Westward TV reporter, John Doyle filed this report the day after the worst storm for 20 years battered the port when a bulletin was put out just before the 9 o'clock (as it was then) news that night asking skippers and owners of fishing boats in Newlyn to tend to their boats...
George Lawry - a big man with an even bigger heart - he and his wife Daphne were founding members and the driving force behind the CFPO and the now, long defunct, Newlyn Fishermen's Association. |
many of the bigger boats had already been manned for several hours and by putting the boats in and out of gear they managed to hold the long tiers together...
- in those days the tiers were up to 14 deep! Although five smaller boats sank that night (Robbie Wilks' Quo Vadis at 11m was the biggest) a total disaster was averted by the bigger trawlers and beam trawlers who used their trawl warps fore and aft as mooring ropes. By midnight there wasn't a single fender between any of the boats as they were worn or torn away by the constant chaffing of the boats caused by the huge 'run' in the harbour....
here skipper Derek Soulsby of the Pathfinder recounts how he and his crew rescued a young woman who (don't ask) was attempting to get down the quay at the time when she was washed off her feet and was one wave away from being washed into the harbour. As George Lawry said earlier, the waves topped the lamp posts on the quay (then they were higher than today's lamp posts too) that night and the decks of the quay boats were constantly being filled. George's boat, the Sea or Tea Eagle as she was known spent that night moored alongside the fish market - whereas skipper Bobby Cairns, skipper of the Girl Freda was unable to get aboard so he spent the night in the Star INN fearing the worst - Bobby now lives in Thailand.

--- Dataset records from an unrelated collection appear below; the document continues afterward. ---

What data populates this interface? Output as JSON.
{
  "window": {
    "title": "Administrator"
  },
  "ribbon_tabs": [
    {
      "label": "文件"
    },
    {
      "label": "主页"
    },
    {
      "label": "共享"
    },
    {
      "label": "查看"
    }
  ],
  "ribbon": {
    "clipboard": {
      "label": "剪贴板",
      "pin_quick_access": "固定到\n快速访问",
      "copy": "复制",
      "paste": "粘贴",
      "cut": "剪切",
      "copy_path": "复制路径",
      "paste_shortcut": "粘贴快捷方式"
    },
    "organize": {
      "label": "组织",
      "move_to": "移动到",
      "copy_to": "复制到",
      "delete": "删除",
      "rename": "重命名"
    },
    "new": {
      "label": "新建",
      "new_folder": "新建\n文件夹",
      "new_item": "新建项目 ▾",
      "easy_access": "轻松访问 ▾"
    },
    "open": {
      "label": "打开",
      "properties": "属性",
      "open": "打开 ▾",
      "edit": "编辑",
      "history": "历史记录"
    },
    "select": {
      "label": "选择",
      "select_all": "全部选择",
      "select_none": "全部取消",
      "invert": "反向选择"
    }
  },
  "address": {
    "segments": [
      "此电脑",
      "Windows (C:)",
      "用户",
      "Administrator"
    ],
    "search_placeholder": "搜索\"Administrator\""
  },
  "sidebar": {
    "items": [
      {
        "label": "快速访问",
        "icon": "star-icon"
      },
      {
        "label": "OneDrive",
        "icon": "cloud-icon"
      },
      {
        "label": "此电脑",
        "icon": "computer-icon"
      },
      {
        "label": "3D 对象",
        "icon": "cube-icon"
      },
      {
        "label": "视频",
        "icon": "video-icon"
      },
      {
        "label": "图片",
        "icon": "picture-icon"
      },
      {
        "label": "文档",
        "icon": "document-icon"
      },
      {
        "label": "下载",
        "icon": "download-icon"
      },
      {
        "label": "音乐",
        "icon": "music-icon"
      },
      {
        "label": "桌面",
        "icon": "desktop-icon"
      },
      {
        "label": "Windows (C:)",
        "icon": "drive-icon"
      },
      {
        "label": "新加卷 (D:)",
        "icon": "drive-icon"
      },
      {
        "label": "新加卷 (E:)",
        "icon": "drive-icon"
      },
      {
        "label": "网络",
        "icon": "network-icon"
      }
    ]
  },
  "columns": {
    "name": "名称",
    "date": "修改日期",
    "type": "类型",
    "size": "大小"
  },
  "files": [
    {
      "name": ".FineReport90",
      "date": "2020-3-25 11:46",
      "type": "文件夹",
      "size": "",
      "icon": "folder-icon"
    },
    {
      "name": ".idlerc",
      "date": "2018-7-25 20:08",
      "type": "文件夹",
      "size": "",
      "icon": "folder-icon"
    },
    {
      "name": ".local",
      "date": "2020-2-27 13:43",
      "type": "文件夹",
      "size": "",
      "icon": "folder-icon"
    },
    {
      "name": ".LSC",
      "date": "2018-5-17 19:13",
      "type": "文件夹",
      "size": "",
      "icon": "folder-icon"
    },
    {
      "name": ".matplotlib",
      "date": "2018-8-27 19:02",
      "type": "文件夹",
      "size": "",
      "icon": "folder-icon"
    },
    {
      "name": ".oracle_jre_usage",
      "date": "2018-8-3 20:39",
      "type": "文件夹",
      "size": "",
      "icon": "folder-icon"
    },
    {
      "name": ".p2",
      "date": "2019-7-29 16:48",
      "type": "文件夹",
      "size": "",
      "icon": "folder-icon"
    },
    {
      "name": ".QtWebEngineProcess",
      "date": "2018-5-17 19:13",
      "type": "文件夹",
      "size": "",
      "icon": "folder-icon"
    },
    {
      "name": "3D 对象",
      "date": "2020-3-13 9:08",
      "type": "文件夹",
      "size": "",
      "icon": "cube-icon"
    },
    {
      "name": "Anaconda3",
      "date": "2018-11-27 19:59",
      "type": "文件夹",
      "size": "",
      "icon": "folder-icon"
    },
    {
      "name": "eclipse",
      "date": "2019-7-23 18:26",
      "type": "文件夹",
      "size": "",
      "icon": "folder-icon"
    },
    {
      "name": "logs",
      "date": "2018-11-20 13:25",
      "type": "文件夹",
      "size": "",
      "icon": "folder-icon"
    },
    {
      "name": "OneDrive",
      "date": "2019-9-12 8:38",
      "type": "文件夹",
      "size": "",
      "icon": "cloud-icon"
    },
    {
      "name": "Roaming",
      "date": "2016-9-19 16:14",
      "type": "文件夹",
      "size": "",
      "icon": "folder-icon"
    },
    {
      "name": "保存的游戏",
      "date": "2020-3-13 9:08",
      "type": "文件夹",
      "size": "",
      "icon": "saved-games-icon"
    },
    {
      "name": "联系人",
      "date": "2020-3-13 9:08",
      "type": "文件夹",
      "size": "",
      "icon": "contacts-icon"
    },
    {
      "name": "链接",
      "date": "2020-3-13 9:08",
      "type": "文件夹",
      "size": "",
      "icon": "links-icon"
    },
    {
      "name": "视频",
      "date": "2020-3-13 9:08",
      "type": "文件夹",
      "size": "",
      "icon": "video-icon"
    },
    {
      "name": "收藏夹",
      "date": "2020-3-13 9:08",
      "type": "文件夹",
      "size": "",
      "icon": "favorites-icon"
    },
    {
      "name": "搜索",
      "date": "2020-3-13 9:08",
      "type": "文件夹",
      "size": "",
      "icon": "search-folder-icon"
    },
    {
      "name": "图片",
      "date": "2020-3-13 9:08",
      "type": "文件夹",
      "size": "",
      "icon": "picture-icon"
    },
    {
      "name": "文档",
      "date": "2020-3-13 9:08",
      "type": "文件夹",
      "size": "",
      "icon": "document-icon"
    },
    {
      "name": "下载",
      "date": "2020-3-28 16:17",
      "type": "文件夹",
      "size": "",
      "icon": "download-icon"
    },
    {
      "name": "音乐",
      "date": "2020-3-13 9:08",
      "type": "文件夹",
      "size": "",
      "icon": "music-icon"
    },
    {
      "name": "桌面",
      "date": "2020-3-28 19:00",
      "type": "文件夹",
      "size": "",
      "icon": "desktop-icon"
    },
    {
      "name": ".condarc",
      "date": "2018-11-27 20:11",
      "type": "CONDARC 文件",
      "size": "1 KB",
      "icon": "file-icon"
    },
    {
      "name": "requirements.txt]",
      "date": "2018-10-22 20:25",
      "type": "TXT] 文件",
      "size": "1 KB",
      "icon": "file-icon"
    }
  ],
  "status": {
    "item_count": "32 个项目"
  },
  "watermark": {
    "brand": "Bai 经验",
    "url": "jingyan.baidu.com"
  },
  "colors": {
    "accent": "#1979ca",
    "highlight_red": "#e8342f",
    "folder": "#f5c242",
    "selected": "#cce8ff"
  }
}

In addition to the many handline fishermen from Cornwall, Scottish purser fishermen of that era will probably have memories of George in action in some of Falmouth's more notorious hostelries, namely the Chain Locker, Shades and then after-hours in the Arwennack Hotel or 'Fawlty Towers' or as it was more commonly referred to by visiting fishermen!
In quieter, more considered moments, George and Daphne took a certain Michael Grandage under their wing and allowed him to blossom in Penzance with such creative tours-de-force as the embryonic Shiva and Kneehigh theatre groups.